What do you get when you combine that time of life with that time of year and that time of the month? One cranky, crabby, ornery woman (my spell check listed hornier when I hovered over ornery the way I spelled it the first time - was that ever wrong!).
Perimenopause during the dark and cold days of winter with an erratic cycle thrown in for good measure makes for poor companions. Fortunately for Pat he works all day and with the snow we have been getting, he shovels outside for most of the evening and can avoid spending too much time with the "monster" in the house. The other good part is that he is maturing well - a good sign is that he is learning how to keep his mouth shut when I can't.
You know you are moody when you can't even stand to be around yourself. That's how it has been for the past two weeks. Every morning is a challenge to drag myself out of bed and face the day. Being with myself is more company than I care to have.

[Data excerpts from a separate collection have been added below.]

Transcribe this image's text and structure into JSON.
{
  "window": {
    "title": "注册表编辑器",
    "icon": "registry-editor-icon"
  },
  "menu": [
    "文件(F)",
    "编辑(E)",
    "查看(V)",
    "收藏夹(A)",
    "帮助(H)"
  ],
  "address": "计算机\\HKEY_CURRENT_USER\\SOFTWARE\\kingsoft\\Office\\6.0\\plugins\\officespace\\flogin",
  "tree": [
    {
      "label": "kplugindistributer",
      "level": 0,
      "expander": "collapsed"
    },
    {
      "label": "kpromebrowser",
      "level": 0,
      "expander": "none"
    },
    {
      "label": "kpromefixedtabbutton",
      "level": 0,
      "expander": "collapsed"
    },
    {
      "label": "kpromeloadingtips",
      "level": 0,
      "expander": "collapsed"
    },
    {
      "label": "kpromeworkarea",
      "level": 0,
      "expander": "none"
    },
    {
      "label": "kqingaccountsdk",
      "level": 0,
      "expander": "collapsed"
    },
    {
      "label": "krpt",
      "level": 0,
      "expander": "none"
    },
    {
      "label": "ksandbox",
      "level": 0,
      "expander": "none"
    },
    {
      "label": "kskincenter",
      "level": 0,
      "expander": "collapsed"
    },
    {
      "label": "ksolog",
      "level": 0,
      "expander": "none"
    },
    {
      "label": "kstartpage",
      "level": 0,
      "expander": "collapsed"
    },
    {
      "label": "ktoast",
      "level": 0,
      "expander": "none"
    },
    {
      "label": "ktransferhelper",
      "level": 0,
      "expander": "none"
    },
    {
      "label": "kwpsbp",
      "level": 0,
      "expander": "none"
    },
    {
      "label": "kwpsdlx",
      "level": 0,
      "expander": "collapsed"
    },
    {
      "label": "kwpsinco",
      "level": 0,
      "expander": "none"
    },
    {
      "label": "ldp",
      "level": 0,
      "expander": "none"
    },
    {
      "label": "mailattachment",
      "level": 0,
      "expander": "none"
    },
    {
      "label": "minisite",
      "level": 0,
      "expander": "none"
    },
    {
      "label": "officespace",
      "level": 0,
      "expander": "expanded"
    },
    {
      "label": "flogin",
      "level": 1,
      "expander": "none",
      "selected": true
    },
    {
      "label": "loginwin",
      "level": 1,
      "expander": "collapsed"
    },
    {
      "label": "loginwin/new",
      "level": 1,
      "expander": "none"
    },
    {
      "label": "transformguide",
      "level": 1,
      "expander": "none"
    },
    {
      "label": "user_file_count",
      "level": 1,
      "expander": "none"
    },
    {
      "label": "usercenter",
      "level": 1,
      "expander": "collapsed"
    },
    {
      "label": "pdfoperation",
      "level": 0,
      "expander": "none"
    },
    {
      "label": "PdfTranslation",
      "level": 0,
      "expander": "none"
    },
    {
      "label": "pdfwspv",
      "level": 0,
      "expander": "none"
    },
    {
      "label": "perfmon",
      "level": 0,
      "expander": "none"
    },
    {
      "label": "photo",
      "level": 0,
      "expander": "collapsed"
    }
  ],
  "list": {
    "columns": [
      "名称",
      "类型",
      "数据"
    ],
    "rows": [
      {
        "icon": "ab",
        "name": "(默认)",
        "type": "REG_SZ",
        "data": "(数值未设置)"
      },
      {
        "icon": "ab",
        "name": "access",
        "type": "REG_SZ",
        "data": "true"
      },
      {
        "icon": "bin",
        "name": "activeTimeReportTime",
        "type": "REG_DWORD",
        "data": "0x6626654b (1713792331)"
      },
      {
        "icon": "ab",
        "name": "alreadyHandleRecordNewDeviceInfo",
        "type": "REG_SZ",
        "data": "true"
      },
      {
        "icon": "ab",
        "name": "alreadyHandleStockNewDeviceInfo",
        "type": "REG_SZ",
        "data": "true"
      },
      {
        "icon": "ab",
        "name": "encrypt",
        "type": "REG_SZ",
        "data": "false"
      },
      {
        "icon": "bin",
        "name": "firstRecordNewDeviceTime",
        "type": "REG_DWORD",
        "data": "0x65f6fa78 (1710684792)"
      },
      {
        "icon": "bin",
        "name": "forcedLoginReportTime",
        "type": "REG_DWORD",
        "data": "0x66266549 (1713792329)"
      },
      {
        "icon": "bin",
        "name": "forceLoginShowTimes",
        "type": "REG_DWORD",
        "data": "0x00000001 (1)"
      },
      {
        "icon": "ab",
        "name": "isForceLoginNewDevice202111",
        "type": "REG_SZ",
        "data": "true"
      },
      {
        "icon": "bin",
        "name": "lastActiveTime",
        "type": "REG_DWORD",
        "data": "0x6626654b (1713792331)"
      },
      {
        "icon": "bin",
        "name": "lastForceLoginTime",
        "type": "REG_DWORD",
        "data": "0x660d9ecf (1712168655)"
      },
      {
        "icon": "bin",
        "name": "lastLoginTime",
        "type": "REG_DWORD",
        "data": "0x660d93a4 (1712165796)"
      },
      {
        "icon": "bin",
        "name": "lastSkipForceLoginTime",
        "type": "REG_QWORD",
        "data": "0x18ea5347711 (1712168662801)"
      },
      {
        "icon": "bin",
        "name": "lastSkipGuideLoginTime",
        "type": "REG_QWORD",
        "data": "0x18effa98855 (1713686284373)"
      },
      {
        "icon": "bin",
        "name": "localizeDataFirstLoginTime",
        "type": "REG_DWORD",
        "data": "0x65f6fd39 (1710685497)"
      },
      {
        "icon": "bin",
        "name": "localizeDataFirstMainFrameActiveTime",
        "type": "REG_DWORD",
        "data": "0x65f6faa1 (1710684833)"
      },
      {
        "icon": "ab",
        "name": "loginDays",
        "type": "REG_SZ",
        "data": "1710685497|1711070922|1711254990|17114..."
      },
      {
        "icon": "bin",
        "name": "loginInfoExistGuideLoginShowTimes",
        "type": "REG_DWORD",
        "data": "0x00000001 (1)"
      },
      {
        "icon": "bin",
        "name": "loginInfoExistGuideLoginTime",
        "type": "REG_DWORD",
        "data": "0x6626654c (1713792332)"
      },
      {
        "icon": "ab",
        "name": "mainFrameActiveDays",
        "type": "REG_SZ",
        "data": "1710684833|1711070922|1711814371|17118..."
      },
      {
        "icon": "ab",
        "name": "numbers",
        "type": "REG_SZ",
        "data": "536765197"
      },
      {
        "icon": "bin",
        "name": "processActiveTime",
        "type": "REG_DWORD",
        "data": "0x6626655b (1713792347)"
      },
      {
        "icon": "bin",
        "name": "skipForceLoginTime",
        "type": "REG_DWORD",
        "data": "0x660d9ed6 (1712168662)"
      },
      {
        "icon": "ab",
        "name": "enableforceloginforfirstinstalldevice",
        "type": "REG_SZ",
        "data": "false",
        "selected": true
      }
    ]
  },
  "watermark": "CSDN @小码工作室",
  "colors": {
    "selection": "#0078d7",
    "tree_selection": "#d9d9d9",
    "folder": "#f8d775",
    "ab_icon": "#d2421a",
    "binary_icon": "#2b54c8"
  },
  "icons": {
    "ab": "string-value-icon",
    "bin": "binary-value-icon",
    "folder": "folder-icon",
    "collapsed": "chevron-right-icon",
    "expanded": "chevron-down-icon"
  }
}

I would have been happy if I could have ditched myself. But that is the problem, you never can run away from yourself.
So if you follow my blog and wondered why I hadn't posted anything in two weeks, it wasn't from lack of trying. Every time I went to write something it ended up being an irrational rant that even I couldn't stand listening to. I started and stopped more times than I care to remember and even now the "draft" postings haunt me in the sidelines as I write this post.
I know things are looking up. Life doesn't seem as horrible, the little things that happen not as dramatic and the smiles I give are not being forced upon my face. I'm not growling as much and I am remembering to be thankful for life. What helped? The sun coming out for the past two days, the weather warming up, the daily runs I take, getting 7-8 hours of sleep every night, eating well, sticking to routines, keeping up with work, reading a good book, social gatherings with friends, a day of relaxation once per week and a very loving and understanding husband.
The other thing that helped is age. That's right AGE! Experience does help a lot. I know that I will get through this, I know that things will change, I know that I am being irrational and I just have to let it run its course. A good and wise friend said, you have to let yourself feel so the feeling can move on. Resistance is futile (and a waste of the little energy you have). You are in a funk and you have to let the funk happen so it doesn't linger longer than it should. Like the weather in Alberta - if you don't like it, wait five minutes and it will change. The waiting is the part that is challenging and like so many challenges, rewarding when you finally reach the light. I can see the light again.
So a quickie for now (Pat's hoping that translates into more than a post!). I am going to sit here and absorb that life-giving light. Have a great week.